Aynı sıralarda, Noske’nin muhafız alayının başındaki Albay Reinhardt, sıkı yönetimi ilan edeceğini ve hükümet dahil hiç kimseden emir almayacağını, asker olduğunu ve serbest karar vereceğini açıkladı. Ve 3. Muhafız Alayı kendi başına, ulusal meclisi ‘silah zoruyla toplamaya’ ‘kararlı olduğunu’ açıkladı. Subaylar, Berlin ve Berlin’in kenar semtlerinde kendi başlarına tutuklamalar yapıyorlardı.

Böylece karşı-devrimci subay birlikleri Ebert hükümetine karşı başkaldırıyordu. Ebert-Scheidemann hükümetinin burjuvazi için kestaneleri ateşten çıkarması gerekiyordu, burjuvazi ise Ebert-Scheidemann için aynı şeyi yapmayacaktı. Eğer burjuvazinin, ‘sosyalist’ hükümeti devrimci işçilerden kurtarması durumu geldiyse, oyun bitti demektir. Burjuvazi, kılıç diktatörlüğü için Ebert ve Noske’den daha nitelikli adaylarının olduğunu o zaman sebepsiz bir yere düşünmüyordur.

Bir üçüncüsü, Haase’nin partisi (USP) bu krizi, ‘tüm sosyalist eğilimlerden’ olanlarla bir koalisyon hükümeti kurmak için değerlendiriyordu. Haase’nin incir yaprağı politikasında olduğu gibi, devrimin iç çelişkilerini kullanarak boğmak, bütün aykırılıkları kamufle etmeye çalışarak, kitlelerin mücadele azmini kokmuş uzlaşmalarla eritmek istiyordu. ‘Kepazelikleriyle teşhir olmuş liderler’ Ebert, Scheidemann, Landsberg, Noske sahneyi terk edecekler, yalnızca bir personel değişikliğine gidilerek, Scheidemann politikası olduğu gibi dümende kalacak ve onunla ‘tüm sosyalist eğilimliler’ ortak hükümet kuracaklar.

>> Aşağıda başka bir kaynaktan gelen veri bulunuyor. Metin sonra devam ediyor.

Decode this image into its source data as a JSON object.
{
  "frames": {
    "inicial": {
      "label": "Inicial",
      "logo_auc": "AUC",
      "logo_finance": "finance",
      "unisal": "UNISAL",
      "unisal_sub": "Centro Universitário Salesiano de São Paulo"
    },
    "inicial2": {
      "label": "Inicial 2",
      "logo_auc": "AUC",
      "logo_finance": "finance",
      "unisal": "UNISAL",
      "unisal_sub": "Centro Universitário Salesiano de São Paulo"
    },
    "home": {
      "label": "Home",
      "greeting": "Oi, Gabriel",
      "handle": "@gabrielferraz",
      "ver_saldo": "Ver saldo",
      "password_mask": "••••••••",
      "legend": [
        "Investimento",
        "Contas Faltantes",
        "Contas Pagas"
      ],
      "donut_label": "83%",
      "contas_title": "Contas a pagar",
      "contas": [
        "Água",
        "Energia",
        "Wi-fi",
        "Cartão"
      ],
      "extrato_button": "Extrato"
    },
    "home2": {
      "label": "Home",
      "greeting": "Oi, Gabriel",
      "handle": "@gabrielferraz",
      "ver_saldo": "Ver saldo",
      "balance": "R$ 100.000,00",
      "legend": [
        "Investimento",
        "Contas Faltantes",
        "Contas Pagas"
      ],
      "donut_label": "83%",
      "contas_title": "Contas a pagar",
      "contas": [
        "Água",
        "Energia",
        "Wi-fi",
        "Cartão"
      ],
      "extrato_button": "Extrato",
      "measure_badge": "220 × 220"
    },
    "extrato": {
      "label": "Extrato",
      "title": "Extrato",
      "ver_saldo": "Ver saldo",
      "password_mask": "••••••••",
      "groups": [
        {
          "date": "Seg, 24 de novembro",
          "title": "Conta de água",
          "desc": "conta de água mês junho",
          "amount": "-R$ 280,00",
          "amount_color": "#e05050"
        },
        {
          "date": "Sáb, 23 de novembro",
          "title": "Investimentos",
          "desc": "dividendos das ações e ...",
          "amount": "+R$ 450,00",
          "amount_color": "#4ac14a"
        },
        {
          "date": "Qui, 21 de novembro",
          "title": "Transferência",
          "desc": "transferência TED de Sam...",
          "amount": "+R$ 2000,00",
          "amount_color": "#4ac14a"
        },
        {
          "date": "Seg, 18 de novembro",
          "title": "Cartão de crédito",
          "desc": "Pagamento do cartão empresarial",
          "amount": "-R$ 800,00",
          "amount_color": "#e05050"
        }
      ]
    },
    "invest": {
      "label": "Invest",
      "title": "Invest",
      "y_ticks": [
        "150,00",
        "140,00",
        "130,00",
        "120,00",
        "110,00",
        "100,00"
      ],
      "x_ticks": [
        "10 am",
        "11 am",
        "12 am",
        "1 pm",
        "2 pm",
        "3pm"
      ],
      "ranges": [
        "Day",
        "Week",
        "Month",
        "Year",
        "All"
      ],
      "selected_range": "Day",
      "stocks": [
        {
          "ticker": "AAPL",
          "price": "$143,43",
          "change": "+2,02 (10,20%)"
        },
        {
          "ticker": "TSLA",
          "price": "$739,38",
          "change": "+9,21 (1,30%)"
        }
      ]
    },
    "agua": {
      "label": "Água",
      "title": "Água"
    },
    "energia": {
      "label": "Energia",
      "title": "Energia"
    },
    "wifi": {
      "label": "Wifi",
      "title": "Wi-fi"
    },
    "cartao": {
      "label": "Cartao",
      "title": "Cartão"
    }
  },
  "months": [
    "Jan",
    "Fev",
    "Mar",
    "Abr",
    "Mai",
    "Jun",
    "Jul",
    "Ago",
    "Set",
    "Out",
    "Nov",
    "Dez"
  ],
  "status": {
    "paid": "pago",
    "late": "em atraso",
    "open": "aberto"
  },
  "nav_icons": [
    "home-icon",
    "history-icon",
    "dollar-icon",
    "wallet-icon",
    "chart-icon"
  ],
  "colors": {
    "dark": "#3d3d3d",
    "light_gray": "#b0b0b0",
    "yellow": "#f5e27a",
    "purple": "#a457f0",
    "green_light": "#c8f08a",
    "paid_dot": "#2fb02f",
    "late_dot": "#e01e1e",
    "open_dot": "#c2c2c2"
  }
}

Bügün “Spartakistler”in, katledilen proleterlerin cesetleri, Scheidemann’ların yarattığı kan deryası ve bu sefil uzlaşma politikasına ve de devrim davasına ihanete karşı, nefret ve sıkılmış yumruklarından başka bir şeyleri yok. Haase ve adamlarının ‘tüm sosyalist eğilimlerden’ oluşan koalisyon gibi boş sözleri, bilinen eski Scheidemann’lar ve bağımsızlar kombinasyonuna gitmekten başka bir anlam ifade etmemektedir. USP’nin büyük ‘uzlaşma’ tantanası, Ebert-Haase hükümetini yeni isimlerle yeniden doğuşa götürmekten başka bir şey değildir. Bugün ‘Freiheit’ gazetesinde Ebert-Scheidemann’lara ne kadar kızılırsa kızılsın, bu gösteriyle aslında USP’nin aşağılayıcı düşüşü hazırlanmaktadır. (USP) 28 Aralık tarihinde Scheidemann’larla ortak hareket etmeye son verme mecburiyetinde kalmış olsa da, bütün derslere rağmen -başka şirket sahipleriyle- bu ortaklığa tekrar geri dönmek istiyor.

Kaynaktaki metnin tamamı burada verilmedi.